To determine the overall importance of each threat for each function, the consequence, extent (national or local), uncertainty and reversibility was scored on a simple three point scale. Presented here is a summary of the relative ranking of the threats on the basis of the evidence available at time of publication of the report. The analysis presented is at a national scale, an assessment of threats occurring at a local level could lead to a different ranking at a particular location.
Ranking of threats to soils across all soil functions at national scale
Climate change and loss of organic matter are the most significant threats to the functioning of Scottish soils. Both affect most soil functions with impacts which are national in their spatial occurrence and which are difficult to reverse. However, there are great levels of uncertainty associated with these linked threats.
Sealing is a serious threat in that once the soil is covered with an impermeable surface and development has taken place, it cannot perform any other functions.
Acidification & Eutrophication are most evident in water quality and above ground vegetation where the critical load approach has been used to determine the extent of damage to soils and ecosystems. Although there is evidence that pH in water is recovering due to sulphur abatement policies, it will take decades for soils to recover to previous levels. There have not yet been similar reductions in nitrogen emissions and deposition, so eutrophication remains a threat to upland soil quality.
Loss of soil biodiversity is difficult to assess due to the lack of an evidence base. But given that soil organisms are the driving force behind most soil processes, decline in soil biodiversity is thought to be a significant threat.
Contamination by heavy metals can be locally significant. Other contaminants such as persistent organic pollutants, pharmaceuticals, pesticides and hormones need to be considered in any future analysis.
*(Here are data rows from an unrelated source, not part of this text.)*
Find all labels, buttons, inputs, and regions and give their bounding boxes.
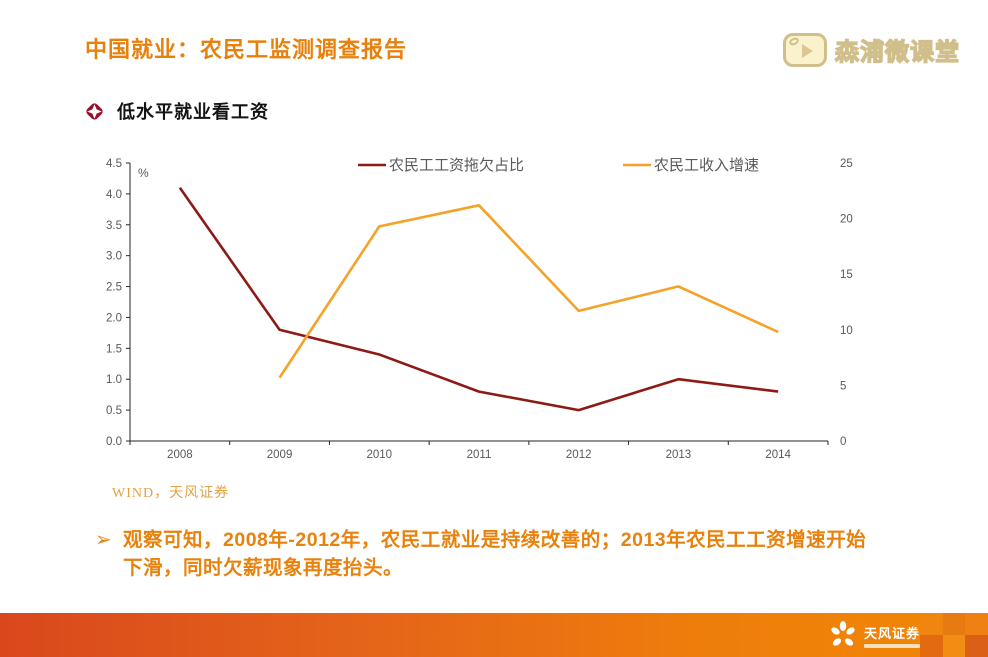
y-axis-tick-label: 1.0: [106, 374, 122, 386]
dual-axis-line-chart: 4.5 4.0 3.5 3.0 2.5 2.0 1.5 1.0 0.5 0.0 25 20 15 10 5 0…: [106, 157, 853, 461]
y-axis-tick-label: 1.5: [106, 343, 122, 355]
chart-area: 4.5 4.0 3.5 3.0 2.5 2.0 1.5 1.0 0.5 0.0 25 20 15 10 5 0…: [90, 148, 880, 468]
y2-axis-tick-label: 25: [840, 158, 853, 170]
watermark-label: 森浦微课堂: [834, 38, 960, 66]
x-axis-tick-label: 2009: [267, 449, 293, 461]
series-line: [278, 203, 779, 379]
checker-cell: [920, 613, 943, 635]
x-axis-tick-label: 2011: [467, 449, 492, 461]
left-axis-unit-label: %: [138, 166, 149, 180]
arrow-bullet-icon: ➢: [95, 529, 112, 551]
watermark-logo: 森浦微课堂: [783, 32, 960, 67]
commentary: ➢ 观察可知，2008年-2012年，农民工就业是持续改善的；2013年农民工工…: [95, 527, 870, 582]
y-axis-tick-label: 4.5: [106, 158, 122, 170]
checker-decoration: [920, 613, 988, 657]
legend-label: 农民工收入增速: [654, 157, 759, 174]
page-title: 中国就业：农民工监测调查报告: [85, 37, 408, 62]
x-axis-tick-label: 2013: [666, 449, 692, 461]
y-axis-tick-label: 4.0: [106, 189, 122, 201]
commentary-text: 观察可知，2008年-2012年，农民工就业是持续改善的；2013年农民工工资增…: [123, 529, 867, 579]
y-axis-tick-label: 3.0: [106, 251, 122, 263]
legend-label: 农民工工资拖欠占比: [389, 157, 524, 174]
series-line: [178, 186, 779, 412]
y-axis-tick-label: 0.0: [106, 436, 122, 448]
y2-axis-tick-label: 10: [840, 325, 853, 337]
checker-cell: [942, 635, 966, 657]
x-axis-tick-label: 2012: [566, 449, 592, 461]
diamond-compass-icon: [86, 102, 103, 120]
x-axis-tick-label: 2014: [765, 449, 791, 461]
y-axis-tick-label: 2.0: [106, 312, 122, 324]
brand-logo: 天风证券: [828, 619, 920, 651]
brand-tagline: [864, 643, 920, 648]
y2-axis-tick-label: 15: [840, 269, 853, 281]
y-axis-tick-label: 2.5: [106, 282, 122, 294]
flower-icon: [831, 621, 855, 646]
y-axis-tick-label: 3.5: [106, 220, 122, 232]
checker-cell: [965, 613, 988, 635]
y2-axis-tick-label: 0: [840, 436, 846, 448]
section-title: 低水平就业看工资: [117, 102, 269, 122]
x-axis-tick-label: 2008: [167, 449, 193, 461]
y2-axis-tick-label: 20: [840, 214, 853, 226]
checker-cell: [942, 613, 966, 635]
play-badge-icon: [783, 32, 827, 67]
checker-cell: [920, 635, 943, 657]
section-header: 低水平就业看工资: [84, 98, 269, 124]
y-axis-tick-label: 0.5: [106, 405, 122, 417]
checker-cell: [965, 635, 988, 657]
footer-banner: 天风证券: [0, 613, 988, 657]
source-note: WIND，天风证券: [112, 486, 230, 501]
y2-axis-tick-label: 5: [840, 380, 846, 392]
brand-name: 天风证券: [864, 625, 921, 641]
x-axis-tick-label: 2010: [366, 449, 392, 461]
Erosion, pesticides and compaction, associated with agricultural activity can be significant locally and it is local action that will resolve them. New evidence indicates that compaction may be a bigger threat than previously thought. There is also doubt about the effectiveness of ameliorative treatments. The risk of compaction is also likely to increase under a changing climate and with the use of heavier machinery (Hallet pers comm.).
Salinisation (the increased level of soluble salts in the soil profile) was not judged to be a current threat to Scottish soils. However, rising sea levels and the resulting impacts of seasonal incursion by sea water could also have a dramatic effect on coastal soils, and the integrity of many archaeological structures that are currently protected by soil.